13- Devrimci Gençlik Dernekleri kapitalizmin ekoloji üzerindeki yıkıcılığına ve kentlerin sermayeye peşkeş çekilmesine karşı mücadele eder!
- Kentlerimiz ve yaşam alanlarımız sermayenin rantiye alanları haline getirilmektedir. Milyarlarca liralık projeler, kentlerin tarihi-hafıza mekanlarını yok etmektedir. Tarihsel ve mekansal olarak kentlerimizin dokusunu meydana getiren yapılar, ya iktidara yakın sermaye gruplarına tahsis ediliyor ya da restorasyon adı altında yine sermayeye altın tepside sunulmaktadır.

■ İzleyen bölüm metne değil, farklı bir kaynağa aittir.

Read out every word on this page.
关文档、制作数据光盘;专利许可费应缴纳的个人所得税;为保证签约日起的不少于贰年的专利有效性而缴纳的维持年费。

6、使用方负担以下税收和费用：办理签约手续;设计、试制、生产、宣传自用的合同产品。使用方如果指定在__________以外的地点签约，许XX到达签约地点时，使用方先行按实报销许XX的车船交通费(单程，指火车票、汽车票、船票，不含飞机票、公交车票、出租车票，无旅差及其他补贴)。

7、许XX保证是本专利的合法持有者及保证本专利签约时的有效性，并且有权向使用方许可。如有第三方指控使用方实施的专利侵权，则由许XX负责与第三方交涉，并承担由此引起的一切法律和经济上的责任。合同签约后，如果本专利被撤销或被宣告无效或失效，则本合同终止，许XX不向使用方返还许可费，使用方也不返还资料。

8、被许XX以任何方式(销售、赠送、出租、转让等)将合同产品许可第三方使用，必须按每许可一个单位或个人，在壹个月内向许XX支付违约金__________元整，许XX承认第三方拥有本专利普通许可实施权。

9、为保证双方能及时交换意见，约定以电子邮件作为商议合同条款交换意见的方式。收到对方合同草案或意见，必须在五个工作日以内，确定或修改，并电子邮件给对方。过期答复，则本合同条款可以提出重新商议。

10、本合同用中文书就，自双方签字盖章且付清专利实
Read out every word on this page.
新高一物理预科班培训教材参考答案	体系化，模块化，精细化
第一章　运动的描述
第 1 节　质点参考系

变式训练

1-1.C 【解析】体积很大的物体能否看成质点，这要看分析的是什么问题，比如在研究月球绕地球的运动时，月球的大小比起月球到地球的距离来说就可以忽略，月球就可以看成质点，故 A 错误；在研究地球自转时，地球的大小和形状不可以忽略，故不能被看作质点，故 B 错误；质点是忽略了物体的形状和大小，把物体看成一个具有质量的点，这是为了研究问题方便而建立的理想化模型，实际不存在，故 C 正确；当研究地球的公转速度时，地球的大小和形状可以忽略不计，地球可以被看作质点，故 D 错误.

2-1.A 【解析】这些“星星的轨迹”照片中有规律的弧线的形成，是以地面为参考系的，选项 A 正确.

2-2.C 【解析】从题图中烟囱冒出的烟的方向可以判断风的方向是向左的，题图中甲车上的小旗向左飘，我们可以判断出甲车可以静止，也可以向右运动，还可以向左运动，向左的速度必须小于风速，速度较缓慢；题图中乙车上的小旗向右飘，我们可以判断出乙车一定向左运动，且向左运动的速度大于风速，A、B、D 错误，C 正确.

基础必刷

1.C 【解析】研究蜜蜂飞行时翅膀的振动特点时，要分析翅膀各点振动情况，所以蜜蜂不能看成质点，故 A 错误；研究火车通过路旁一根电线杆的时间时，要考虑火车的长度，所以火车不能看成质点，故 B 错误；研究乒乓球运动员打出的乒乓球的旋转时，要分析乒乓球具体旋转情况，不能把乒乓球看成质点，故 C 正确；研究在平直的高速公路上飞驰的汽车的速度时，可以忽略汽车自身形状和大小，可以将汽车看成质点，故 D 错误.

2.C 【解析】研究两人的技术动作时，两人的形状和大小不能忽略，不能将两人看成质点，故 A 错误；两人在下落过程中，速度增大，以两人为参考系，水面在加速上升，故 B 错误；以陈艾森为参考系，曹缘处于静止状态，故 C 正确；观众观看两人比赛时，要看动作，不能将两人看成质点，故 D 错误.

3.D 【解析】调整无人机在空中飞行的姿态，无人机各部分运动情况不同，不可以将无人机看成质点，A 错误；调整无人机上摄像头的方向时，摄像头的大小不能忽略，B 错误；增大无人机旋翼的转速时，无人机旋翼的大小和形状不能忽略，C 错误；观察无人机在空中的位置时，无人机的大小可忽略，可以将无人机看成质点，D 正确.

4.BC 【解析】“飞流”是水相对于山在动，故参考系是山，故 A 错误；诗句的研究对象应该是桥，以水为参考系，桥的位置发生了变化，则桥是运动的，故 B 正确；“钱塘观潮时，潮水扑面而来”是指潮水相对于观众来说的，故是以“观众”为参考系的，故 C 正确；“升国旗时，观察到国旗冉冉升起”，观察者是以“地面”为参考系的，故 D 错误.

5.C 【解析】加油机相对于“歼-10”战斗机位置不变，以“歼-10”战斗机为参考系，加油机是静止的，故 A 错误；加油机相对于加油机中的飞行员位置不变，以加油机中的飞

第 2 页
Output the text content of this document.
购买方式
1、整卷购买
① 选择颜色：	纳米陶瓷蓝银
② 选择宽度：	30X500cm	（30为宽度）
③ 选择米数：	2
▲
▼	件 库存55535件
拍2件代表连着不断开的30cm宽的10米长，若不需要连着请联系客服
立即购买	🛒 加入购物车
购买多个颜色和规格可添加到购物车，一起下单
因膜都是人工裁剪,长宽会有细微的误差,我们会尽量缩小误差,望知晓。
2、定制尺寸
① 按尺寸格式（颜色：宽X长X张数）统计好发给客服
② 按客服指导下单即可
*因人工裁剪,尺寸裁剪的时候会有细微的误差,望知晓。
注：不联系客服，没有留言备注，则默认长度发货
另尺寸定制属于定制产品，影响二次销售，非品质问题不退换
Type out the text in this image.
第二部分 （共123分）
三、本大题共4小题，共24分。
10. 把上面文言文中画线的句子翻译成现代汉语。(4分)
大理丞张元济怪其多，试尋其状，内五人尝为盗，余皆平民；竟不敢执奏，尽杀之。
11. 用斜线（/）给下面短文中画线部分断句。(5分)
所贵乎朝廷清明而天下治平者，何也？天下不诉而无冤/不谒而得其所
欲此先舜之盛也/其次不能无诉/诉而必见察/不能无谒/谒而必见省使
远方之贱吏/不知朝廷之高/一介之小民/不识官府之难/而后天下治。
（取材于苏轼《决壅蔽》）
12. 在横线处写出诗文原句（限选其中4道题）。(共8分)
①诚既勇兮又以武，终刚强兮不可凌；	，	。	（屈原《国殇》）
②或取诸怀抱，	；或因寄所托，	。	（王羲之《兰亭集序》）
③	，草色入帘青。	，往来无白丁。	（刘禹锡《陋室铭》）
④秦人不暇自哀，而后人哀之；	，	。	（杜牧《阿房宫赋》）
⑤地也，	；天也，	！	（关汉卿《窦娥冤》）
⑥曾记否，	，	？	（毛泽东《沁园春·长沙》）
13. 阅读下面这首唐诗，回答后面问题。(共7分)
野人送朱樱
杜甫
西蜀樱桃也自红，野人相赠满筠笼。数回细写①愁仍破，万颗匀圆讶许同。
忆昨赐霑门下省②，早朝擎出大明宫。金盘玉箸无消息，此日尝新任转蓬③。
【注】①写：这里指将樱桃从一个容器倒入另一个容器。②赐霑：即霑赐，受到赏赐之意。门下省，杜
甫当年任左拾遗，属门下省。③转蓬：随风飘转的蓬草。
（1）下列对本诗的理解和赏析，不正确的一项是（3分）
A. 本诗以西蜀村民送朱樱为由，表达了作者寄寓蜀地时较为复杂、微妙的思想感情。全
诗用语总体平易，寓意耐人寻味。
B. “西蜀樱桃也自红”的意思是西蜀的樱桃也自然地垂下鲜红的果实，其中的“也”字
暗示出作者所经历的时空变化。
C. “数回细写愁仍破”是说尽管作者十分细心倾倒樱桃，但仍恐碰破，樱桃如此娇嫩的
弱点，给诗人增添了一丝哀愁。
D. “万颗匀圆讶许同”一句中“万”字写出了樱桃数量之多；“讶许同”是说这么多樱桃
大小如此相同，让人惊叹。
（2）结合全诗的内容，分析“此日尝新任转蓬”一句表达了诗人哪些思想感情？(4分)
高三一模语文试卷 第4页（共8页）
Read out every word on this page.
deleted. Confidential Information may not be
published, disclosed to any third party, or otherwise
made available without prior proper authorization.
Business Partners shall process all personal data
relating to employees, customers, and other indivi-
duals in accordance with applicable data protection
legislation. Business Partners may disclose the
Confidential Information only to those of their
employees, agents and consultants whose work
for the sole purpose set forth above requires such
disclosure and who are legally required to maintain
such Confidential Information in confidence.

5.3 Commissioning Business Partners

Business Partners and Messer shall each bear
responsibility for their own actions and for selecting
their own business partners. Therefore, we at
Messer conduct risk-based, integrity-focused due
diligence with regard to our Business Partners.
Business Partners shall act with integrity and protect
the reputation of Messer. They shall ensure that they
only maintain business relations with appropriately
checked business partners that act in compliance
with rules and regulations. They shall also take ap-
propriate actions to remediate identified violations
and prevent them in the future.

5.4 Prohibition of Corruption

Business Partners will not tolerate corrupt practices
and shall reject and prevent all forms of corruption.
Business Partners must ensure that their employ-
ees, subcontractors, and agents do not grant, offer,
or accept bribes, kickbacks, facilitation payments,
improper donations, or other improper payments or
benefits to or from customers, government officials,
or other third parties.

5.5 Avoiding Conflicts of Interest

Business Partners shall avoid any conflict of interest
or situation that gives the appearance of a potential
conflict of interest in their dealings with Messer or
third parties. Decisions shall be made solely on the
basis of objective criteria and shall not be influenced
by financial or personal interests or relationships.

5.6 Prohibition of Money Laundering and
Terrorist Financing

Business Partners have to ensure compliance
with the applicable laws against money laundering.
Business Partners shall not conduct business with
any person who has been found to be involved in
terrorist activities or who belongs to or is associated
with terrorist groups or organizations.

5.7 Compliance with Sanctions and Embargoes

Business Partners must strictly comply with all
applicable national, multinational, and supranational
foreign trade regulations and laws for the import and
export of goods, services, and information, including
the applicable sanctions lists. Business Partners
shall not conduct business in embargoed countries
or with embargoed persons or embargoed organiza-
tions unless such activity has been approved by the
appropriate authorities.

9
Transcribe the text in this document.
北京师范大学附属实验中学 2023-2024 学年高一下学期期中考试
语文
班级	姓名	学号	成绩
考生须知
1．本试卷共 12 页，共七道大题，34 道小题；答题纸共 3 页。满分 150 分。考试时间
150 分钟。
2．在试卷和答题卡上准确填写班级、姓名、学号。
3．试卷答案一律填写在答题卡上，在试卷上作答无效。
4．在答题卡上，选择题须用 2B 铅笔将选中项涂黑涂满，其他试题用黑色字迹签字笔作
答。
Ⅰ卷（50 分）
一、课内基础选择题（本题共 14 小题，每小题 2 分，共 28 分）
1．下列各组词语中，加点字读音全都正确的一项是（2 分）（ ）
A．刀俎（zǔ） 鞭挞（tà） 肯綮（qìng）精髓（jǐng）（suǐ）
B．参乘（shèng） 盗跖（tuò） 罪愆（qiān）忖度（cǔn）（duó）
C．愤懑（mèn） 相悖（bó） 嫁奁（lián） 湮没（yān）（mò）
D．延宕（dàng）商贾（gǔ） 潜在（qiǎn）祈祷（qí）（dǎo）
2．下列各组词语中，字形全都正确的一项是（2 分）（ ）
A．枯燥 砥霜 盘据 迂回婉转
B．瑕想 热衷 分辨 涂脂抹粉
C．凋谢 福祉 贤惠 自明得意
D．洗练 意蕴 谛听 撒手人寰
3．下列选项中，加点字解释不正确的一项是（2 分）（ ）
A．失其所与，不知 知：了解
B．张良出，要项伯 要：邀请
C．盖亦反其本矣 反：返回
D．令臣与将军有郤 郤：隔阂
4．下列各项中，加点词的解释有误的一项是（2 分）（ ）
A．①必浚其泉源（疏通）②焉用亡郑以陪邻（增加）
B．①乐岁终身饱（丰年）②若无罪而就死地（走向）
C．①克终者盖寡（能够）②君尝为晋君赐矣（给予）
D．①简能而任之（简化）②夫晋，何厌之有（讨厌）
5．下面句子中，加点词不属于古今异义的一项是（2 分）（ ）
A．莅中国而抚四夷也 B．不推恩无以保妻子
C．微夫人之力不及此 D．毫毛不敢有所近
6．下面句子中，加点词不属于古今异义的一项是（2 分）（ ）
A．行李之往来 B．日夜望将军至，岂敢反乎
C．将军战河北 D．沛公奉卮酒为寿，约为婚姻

2. Özellikle İstanbul’da deprem toplanma alanlarının hepsi birer birer AVM’ye dönüşürken olası bir afet anında halkın can ve mal güvenliğinin sağlanması konusunda kamu yararına harcamalar yapılmaktadır. Hatta “İmar Barışı” gibi düzenlemelerle kaçak ve can güvenliğini hiçe sayan yapılar, iktidarın para kapısı haline getirilmektedir.
3. Halk sağlığının ve can güvenliğinin hiçe sayıldığı; sermaye sahiplerinin kasalarını doldurduğu iktidar projeleri ile ihmal-kâr hırsı-cezasızlık üçgeni bir arada çalıştırılarak katliam gibi kazalar yaşanmaktadır. Bu kazalardan mağdur yurttaşların hak arayışları engellenmektedir.
4. Ülkemizin en verimli tarım arazileri, doğal sit alanları, dereleri, denizleri, ovaları, ormanları ve yeşil alanları birer şantiye haline getirilmiş durumdadır. Hiçbir doğal güzellik ya da zenginlik; iktidarın kâr hırsından kurtulamamaktadır. Doğal sit alanları, sermayenin garantörlüğünü üstlenen yargı mekanizması tarafından çıkarılan düzmece belgelerle yapılaşmaya açılmakta; başta büyük kentler olmak üzere memleketin tamamında ormansızlaştırma politikası izlenmekte; derelerimizin üzerine kurulan/kurulmak istenen HES’lerle hem su kaynaklarımız hem de canlıların yaşam alanları gasp edilmektedir. Memleketin en verimli tarım arazileri, bizzat iktidar politikaları tarafından ranta açılırken tarımsal üretim yok edilmekte; çiftçiler üç kuruşa mahkum edilmektedir.
5. Tekellerin rant ve kâr hırsı sonucu ekoloji büyük tahribat ve yıkım altındadır. Kapitalizmin gezegenimizdeki yıkım ve tahribatı her koldan gizlenmeye çalışılırken Dünya’mız ve canlı türleri her geçen gün yok olmanın eşiğine gelmektedir. Devrimci Gençlik Dernekleri doğanın, kentlerin ve tarımın yıkımına yol açan tüm piyasacı politikaların karşısındadır.